My creative side has really been lacking. Sitting down in front of this laptop to write a post has been one of the last things I’ve wanted to do lately. And I’m not sure why I chose this moment to write again. Dishes need to be done, so does the laundry, and the floor could really use a good mopping. But I’m pushing those tasks aside, and giving myself a minute to let my thoughts flow through my fingers and onto the screen.
I read my last post, “Day in the Life as a SAHM,” for some inspiration, and holy shit. When did I write that… two months ago? So much has changed in our lives, that my mind is blown. You don’t realize time passing by, and all the changes it brings, until you look back at what your life used to be.
Yes I am still a SAHM to a crazy little girl, but that little girl is now ONE. A whole year has gone by since she was born; talk about time passing by.
My little girl is practically walking now, she eats like a champion, drinks from sippy cups, added the words “uh oh” into her vocab, oh and she sleeps IN her crib in her OWN room now. Can you even believe it? If you knew us, and our sleeping situation, you would be shocked. If you don’t, I’ll give you a little background.
Myla has slept in the middle of us in our bed since she was born. We didn’t plan on co-sleeping, it just happened. It’s so easy and ideal with nursing, and with her waking up constantly throughout the night, I did anything to get a few more minutes of sleep. We tried to sleep train her multiple times, all of which failed. We are definitely too soft, because like, that’s our baby, and we don’t want to hear her cry.
After the 4th failed attempt at sleep training, we just accepted the fact that Myla was in fact going to be sleeping in our bed with us forever. But when I tell you I was tired… this little girl would still be waking up 4-5 times a night to comfort nurse. It felt like every time I switched positions on my half inch space on the bed, she would wake up and want to nurse. If I denied the boob, all hell would break loose. When she wanted the boob, she wanted it NOW. My sleep was controlled by a 10 month old.
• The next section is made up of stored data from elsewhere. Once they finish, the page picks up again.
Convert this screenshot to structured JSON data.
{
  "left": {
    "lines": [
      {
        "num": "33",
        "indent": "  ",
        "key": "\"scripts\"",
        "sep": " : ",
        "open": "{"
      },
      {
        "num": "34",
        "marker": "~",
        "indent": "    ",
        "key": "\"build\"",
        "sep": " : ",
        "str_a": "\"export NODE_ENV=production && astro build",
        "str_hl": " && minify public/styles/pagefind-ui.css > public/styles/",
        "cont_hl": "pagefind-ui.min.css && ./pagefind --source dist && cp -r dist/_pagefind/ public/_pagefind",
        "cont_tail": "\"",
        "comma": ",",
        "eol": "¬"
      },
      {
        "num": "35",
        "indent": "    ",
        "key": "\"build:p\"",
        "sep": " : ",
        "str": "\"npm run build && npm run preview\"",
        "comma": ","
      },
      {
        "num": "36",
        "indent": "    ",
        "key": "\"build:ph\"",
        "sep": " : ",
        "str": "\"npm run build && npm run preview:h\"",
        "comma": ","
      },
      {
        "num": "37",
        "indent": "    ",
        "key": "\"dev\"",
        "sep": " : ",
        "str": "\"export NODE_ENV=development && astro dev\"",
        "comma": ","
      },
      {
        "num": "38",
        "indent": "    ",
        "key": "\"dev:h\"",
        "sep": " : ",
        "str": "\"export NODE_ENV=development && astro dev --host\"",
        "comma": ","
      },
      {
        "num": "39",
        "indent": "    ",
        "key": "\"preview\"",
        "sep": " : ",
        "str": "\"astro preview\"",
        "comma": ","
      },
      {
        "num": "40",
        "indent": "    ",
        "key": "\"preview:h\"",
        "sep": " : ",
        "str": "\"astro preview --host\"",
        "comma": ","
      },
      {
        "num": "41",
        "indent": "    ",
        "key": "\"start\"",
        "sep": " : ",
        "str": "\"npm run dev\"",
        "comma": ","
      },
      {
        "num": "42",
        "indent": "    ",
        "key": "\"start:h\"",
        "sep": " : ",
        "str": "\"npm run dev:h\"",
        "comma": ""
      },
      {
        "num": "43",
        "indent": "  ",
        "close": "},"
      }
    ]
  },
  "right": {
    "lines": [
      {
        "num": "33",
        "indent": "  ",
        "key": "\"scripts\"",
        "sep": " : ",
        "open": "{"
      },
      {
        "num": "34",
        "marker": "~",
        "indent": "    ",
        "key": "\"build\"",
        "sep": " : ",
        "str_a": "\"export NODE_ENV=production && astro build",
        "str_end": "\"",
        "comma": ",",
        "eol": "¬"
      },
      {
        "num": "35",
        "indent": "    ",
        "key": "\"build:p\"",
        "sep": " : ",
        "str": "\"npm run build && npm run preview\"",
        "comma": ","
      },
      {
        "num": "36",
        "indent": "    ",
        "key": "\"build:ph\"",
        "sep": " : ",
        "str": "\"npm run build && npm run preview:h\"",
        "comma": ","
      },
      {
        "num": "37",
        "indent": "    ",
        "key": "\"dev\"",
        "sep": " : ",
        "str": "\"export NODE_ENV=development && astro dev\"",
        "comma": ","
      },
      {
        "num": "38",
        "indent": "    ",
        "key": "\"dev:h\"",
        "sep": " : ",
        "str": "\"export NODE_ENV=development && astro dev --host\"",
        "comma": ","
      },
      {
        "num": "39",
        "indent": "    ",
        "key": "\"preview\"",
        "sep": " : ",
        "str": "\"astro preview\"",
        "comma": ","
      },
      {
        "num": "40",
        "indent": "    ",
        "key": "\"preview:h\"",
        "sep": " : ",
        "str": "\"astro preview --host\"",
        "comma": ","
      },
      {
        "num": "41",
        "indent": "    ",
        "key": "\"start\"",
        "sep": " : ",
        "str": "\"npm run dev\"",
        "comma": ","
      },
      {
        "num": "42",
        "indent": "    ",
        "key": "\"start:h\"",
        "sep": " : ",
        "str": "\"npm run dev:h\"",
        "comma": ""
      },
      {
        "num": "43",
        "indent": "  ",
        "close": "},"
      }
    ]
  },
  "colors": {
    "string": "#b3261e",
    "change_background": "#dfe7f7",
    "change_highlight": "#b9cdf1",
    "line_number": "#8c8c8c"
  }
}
I was online one day, and I googled “pediatric sleep coach.” I had heard of them before, and read some success stories, but never really considered the idea until this very moment. I honestly felt like we were too far gone with sleep. I felt like we had missed our chance, and that she was too old and too accustomed to our current sleep situation that it was something we couldn’t change. And that’s when I found Erica.
This woman has changed our lives.
Her practice is all about “gentle sleep coaching,” so I was immediately interested. I filled out a quick questionnaire on her website, just giving some insight to our situation and what we were looking to achieve. She contacted me shortly after, and we set up a time to chat the next day.
I knew she was going to be a great fit for our family. The sweetness and sincerity in her voice really calmed me and assured me that we can, in fact, do this and we were not past the point of no return.
We began working together a week after our first initial phone call. I was determined to get my baby to sleep on her own, but I was also nervous and emotional, knowing that the three of us would no longer be sharing the bed.
Consistency and patience. And of course the help from Erica. That is what it took to get my baby to sleep in her crib. The first time she slept a full 12 hours in her crib, I was shocked, and amazed, and sooooo proud.
I am now able to kiss my baby goodnight, place her in her crib awake, and walk out of the room. Myla puts herself to sleep, in her comfy little sleep sack, and sleeps for 12 straight hours.
Not only that, but Scottie and I can actually cuddle at night in our own bed, because there is no longer a baby between us.
The whole thing is bittersweet. I am definitely still emotional each time I put her to bed. But I know that it was long overdue, and we are all finally getting the sleep we need.
I owe everything to Erica. She is one of the sweetest souls, and our family is so grateful to have had the opportunity to work with her.